Nice post went up yesterday on the ATLAS experiment’s blog [ATLAS is one of the detectors at the Large Hadron Collider] from Kyle Cranmer (Professor at New York University) ; as I posted on this blog, Kyle gave Friday’s presentation summarizing ATLAS’s results on the search for the Higgs particle. Kyle is a young star with a special gift for the statistical reasoning that is essential for combining many different measurements together so as to squeeze the maximum knowledge out. His post has some technical parts, but even if you can’t follow the details I still recommend skimming it for the non-technical insights.

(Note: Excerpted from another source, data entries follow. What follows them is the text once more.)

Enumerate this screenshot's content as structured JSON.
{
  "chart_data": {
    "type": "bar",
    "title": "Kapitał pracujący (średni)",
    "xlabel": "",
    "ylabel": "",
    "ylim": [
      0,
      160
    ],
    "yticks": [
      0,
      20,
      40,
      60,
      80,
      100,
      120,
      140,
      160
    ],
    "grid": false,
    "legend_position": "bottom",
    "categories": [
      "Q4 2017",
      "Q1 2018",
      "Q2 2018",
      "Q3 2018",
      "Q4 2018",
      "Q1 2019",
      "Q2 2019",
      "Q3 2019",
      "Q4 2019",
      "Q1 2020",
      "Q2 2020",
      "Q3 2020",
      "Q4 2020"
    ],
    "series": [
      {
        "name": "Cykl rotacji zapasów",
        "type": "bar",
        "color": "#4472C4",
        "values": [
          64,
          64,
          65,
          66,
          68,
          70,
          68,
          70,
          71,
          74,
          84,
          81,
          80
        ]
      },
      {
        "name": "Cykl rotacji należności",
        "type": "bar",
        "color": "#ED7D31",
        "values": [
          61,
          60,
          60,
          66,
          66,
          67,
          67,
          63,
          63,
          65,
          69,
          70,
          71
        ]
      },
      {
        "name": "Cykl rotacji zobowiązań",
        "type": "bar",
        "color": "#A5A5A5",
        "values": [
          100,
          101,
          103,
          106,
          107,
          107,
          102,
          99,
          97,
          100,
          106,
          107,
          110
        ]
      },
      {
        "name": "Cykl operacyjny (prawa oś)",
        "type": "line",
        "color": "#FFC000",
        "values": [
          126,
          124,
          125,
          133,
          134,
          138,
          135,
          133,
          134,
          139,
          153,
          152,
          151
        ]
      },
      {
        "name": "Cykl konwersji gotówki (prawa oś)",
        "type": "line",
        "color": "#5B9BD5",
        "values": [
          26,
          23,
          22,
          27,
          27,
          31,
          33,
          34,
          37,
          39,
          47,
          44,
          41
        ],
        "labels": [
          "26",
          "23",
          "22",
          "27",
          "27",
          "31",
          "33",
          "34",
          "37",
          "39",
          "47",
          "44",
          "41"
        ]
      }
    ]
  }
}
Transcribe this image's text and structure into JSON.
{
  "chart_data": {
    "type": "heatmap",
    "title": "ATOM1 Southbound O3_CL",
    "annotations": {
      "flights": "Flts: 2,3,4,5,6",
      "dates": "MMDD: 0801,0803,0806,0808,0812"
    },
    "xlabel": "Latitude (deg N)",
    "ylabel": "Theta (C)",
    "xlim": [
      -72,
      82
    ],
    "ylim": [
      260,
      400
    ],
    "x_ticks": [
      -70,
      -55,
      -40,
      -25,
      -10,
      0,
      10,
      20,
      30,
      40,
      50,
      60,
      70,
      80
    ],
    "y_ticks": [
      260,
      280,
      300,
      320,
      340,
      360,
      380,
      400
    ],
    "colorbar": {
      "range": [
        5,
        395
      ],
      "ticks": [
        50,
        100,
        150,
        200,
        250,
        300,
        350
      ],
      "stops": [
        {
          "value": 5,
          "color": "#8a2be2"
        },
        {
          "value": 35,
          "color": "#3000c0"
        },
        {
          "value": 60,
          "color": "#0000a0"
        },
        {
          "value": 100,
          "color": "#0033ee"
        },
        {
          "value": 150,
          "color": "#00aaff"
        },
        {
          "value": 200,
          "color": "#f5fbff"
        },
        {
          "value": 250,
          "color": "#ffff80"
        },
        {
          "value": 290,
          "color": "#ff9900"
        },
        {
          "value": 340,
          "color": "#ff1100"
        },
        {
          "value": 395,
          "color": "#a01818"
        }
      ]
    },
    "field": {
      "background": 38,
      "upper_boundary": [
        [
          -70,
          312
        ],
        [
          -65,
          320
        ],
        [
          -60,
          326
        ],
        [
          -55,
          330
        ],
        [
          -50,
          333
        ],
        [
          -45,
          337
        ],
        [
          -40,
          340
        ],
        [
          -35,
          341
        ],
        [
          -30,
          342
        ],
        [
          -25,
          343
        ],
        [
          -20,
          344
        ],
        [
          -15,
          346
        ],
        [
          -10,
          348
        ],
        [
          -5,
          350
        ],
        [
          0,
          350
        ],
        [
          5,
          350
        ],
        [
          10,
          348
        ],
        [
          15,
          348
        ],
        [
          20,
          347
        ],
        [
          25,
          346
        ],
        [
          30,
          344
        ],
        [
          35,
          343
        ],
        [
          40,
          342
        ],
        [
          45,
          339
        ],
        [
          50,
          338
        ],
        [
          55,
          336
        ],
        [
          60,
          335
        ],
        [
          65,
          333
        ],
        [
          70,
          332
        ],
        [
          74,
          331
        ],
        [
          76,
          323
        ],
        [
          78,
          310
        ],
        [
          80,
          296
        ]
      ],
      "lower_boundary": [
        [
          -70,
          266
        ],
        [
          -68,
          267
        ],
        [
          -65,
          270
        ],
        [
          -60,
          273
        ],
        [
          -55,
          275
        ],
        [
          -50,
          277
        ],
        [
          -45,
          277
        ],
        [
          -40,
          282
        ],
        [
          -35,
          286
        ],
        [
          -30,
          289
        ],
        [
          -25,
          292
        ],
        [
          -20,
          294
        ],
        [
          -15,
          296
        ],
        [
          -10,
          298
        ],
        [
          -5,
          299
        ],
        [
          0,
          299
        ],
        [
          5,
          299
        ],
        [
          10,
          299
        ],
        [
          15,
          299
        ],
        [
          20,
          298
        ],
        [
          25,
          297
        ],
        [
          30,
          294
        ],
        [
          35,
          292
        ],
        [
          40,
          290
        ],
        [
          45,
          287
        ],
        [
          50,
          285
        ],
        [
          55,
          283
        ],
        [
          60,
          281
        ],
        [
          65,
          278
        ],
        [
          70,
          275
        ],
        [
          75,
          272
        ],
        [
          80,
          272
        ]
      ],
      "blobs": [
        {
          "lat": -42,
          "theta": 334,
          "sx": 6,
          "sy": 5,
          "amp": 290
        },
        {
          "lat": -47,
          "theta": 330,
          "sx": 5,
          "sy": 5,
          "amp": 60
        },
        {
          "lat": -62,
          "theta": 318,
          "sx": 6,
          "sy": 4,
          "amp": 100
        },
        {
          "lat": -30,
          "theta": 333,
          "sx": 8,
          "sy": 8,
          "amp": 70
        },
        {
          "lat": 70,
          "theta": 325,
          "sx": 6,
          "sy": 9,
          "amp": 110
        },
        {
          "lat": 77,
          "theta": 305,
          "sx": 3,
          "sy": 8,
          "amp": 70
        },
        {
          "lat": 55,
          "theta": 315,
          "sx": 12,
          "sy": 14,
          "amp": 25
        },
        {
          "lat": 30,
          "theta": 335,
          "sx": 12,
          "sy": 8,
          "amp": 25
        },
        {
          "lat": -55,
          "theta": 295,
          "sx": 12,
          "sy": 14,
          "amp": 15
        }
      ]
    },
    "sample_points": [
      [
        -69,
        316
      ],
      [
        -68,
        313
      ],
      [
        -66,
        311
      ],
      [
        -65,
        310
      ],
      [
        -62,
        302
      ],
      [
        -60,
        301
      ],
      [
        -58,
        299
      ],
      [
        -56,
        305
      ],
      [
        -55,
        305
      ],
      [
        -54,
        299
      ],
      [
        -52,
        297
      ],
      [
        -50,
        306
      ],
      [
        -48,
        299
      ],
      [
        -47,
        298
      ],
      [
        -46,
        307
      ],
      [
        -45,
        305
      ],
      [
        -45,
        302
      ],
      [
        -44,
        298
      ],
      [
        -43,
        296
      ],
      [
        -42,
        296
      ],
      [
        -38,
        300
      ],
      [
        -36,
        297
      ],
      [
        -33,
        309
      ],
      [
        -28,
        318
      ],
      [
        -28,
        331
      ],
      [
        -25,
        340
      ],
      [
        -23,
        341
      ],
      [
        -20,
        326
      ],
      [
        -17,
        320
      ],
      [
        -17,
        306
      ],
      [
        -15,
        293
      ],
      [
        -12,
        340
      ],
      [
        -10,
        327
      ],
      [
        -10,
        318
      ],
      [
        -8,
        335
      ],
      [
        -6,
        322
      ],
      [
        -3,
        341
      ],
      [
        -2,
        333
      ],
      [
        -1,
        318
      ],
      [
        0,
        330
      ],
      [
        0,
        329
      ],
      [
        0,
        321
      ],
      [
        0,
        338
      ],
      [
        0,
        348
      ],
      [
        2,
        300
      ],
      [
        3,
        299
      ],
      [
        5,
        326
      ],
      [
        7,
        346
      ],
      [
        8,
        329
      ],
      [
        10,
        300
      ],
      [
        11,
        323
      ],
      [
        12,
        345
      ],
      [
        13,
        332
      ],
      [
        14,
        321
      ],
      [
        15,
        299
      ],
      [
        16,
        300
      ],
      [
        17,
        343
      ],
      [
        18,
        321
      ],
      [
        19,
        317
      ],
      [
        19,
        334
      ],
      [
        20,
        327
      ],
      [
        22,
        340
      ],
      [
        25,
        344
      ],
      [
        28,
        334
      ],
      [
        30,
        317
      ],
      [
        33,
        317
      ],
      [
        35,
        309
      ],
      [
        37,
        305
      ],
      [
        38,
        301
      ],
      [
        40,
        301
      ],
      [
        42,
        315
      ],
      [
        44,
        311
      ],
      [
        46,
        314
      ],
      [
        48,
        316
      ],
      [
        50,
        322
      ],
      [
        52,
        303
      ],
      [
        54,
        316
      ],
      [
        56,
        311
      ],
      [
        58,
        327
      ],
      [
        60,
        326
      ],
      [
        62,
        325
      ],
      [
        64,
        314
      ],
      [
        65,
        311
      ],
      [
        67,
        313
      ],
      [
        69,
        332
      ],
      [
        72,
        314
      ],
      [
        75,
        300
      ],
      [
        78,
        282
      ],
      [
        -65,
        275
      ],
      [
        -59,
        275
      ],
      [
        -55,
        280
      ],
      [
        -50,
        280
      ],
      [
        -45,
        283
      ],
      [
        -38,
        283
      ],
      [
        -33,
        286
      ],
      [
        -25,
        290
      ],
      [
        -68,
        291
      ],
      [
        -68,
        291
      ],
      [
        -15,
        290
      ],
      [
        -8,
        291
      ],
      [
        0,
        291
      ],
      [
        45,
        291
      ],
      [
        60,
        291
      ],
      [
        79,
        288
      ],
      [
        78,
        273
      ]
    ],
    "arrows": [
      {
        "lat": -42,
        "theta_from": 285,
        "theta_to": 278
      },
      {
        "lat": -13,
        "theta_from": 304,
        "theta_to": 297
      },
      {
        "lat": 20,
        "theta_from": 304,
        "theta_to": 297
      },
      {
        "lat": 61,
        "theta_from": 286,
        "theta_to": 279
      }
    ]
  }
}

Another interesting post went up on the Cosmic Variance blog, by John Conway (Professor at UC Davis [and not to be confused with the mathematician John Conway]). John mentions that ATLAS and CMS (the other big LHC experiment) have observed no sign of quarks being composite (made of other yet smaller things) and have seen no sign of supersymmetry. [I’ll explain supersymmetry on this site soon.] He then goes on to discuss the Higgs search situation (see also here for my initial take.) But I disagree quite strongly with what John has to say about the search for supersymmetry; look at comment #9 in reply to his post for my opinion. John states as a near-fact that we pretty much know now that the super-partners (heavy new particles that are predicted by supersymmetry) of the quarks are heavier than 1 TeV, but I just put a paper out yesterday with Mariangela Lisanti, Philip Schuster and Natalia Toro that contradicts that statement, arguing that the searches performed so far do not by any means cover all the territory, and suggesting that other search strategies need to be added. And I know that there is more unexplored territory that we did not even discuss in our current paper. [I’ll also give a more detailed discussion of our paper’s argument soon.] This is a key job of particle theorists; make sure all the ground gets covered by the experimentalists before they give up and move on!
3 Responses
Prof. Conway : “With hundreds of parameters at one’s disposal (and more if R-parity is violated), I am sure there are plenty of ways to evade the experimental limits. ” OUCH! Do you think his jab is deserved?
Conway is an experimentalist. He is entitled to his opinion. But personally I think my most recent paper, written with three of the world’s finest young theorists, speaks for itself.
John Conway here: please see my slightly modified paragraph about SUSY, in response to Matt’s Strassler’s comment. It is of course possible in a 100-something dimensional parameter space to evade the present experimental limits. Cheers!